Primo dibattito tra Trump e Biden, andato in scena nella notte, è stato veramente imbarazzante. Biden raffreddato, affaticato, impreciso, Trump che ha fatto il pieno di bugie. Magari non sarà il dibattito ad influenzare il voto americano, pare che solo per il 16% degli elettori conterà, però se questo è lo stato della democrazia, in un grande, grandissimo paese come quello degli Stati Uniti, devo dire che siamo messi veramente male. Vedendo le immagini il mio ottimismo sul futuro e sul mondo ha un po’ vacillato.

Oggi invece giornali parlano essenzialmente delle nomine in Europa anche se fa capolino una vicenda che imbarazza il partito della Meloni, vicenda relativa all’inchiesta di Fanpage, con video girati di nascosto, in cui i militanti dell’organizzazione giovanile del partito della Meloni si esibiscono in una serie di affermazioni antisemite, richiami alla razza ariana. Un campionario di subculture, una esibizione di ignoranza abissale, di scambi di messaggi all’insegna di chi la spara più grossa.
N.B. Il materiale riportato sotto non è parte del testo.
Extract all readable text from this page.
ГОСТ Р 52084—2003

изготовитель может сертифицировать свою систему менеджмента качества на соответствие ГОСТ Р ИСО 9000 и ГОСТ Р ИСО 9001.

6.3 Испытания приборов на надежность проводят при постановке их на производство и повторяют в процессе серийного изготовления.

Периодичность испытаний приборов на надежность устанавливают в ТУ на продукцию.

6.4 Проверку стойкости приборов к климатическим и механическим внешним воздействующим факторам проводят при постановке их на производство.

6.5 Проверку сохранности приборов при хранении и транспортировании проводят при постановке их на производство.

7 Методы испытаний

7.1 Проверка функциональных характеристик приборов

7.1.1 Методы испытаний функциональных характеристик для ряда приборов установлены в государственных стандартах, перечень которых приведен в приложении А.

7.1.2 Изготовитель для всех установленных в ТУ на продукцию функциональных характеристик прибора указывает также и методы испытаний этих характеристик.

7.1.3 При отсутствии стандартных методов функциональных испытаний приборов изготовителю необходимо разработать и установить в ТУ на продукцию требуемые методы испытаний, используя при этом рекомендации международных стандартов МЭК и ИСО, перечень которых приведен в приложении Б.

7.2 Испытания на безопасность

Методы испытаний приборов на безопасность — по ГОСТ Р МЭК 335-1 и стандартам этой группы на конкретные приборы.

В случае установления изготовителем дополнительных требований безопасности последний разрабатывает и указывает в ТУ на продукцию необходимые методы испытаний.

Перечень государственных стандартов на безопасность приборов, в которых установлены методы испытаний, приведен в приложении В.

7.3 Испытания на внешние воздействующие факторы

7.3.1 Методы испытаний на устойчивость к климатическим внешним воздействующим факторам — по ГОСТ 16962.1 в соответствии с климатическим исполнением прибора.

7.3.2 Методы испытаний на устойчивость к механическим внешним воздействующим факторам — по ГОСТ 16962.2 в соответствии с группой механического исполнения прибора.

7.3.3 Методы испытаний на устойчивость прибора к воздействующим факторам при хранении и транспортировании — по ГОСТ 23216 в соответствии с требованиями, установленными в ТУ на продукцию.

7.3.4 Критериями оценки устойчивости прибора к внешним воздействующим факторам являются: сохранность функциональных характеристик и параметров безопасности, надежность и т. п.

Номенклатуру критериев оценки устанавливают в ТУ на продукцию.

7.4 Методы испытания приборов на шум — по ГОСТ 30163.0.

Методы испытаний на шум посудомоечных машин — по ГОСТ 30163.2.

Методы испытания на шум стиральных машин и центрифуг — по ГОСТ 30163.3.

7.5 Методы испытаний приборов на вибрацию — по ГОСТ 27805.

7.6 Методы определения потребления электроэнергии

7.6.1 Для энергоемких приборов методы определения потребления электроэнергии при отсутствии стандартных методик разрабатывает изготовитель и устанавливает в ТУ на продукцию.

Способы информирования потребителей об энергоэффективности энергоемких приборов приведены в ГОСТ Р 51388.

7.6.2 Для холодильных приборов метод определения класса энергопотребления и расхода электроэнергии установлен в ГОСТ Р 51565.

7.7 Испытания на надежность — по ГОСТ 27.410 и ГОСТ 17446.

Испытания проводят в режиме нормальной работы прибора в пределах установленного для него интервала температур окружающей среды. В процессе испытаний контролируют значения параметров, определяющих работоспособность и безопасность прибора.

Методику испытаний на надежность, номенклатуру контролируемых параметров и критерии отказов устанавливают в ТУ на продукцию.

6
Trovo questa vicenda poco interessante se non per il fatto che questi fenomeni di subcultura esistono e la società e la politica devono farci i conti. I partiti dovrebbero anche rappresentare dei luoghi di formazione culturale per sconfiggere e superare queste componenti di miseria e di povertà culturale. Naturalmente i partiti non fanno questo ma tendono ad allevare le curve di ultras e questa è una cosa brutta.

A Bruxelles, intanto, la scorsa notte si è chiuso il primo tempo delle nomine Ue e sono state approvate le candidature della vigilia. La notizia è che Giorgia Meloni è stata tagliata fuori in questa prima fase delle trattative: ha votato contro Costa e Kallas e si è astenuta sulla von der Leyen. Al momento il risultato per l’Italia è negativo perché un Paese fondatore della Ue non deve e non può essere tagliato fuori dalle nomine. Il punto è che la Meloni rappresenta oltre che l’Italia anche un partito (Fratelli d’Italia fa parte di Ecr, i corservatori) che non è parte della maggioranza europea. Questo è il motivo per cui Meloni è stata tagliata fuori dalle nomine e ha fatto questa scelta più da capo del partito conservatore che da presidente del Consiglio. Anche in Italia lei è a capo di una maggioranza che esprime tre posizioni diverse in Europa.

Ma per Meloni è e sarà anche peggio restare fuori dalle nomine che verranno. Ecco il dilemma che si pone in vista della stagione delle prossime nomine di peso dove l’Italia non può restare fuori. La trattativa sarà lunga e avrà un passaggio importante il 18 luglio quando il Parlamento europeo dovrà votare la presidente della Commissione a scrutinio segreto. Meloni avrà poche settimane di tempo per capire se essere a pieno titolo una statista che si preoccupa dell’Italia e cerca di strappare i risultati migliori per il Paese o se essere il capo di un partito che fa prevalere gli interessi della sua parte. Non è una sfida assolutamente da poco.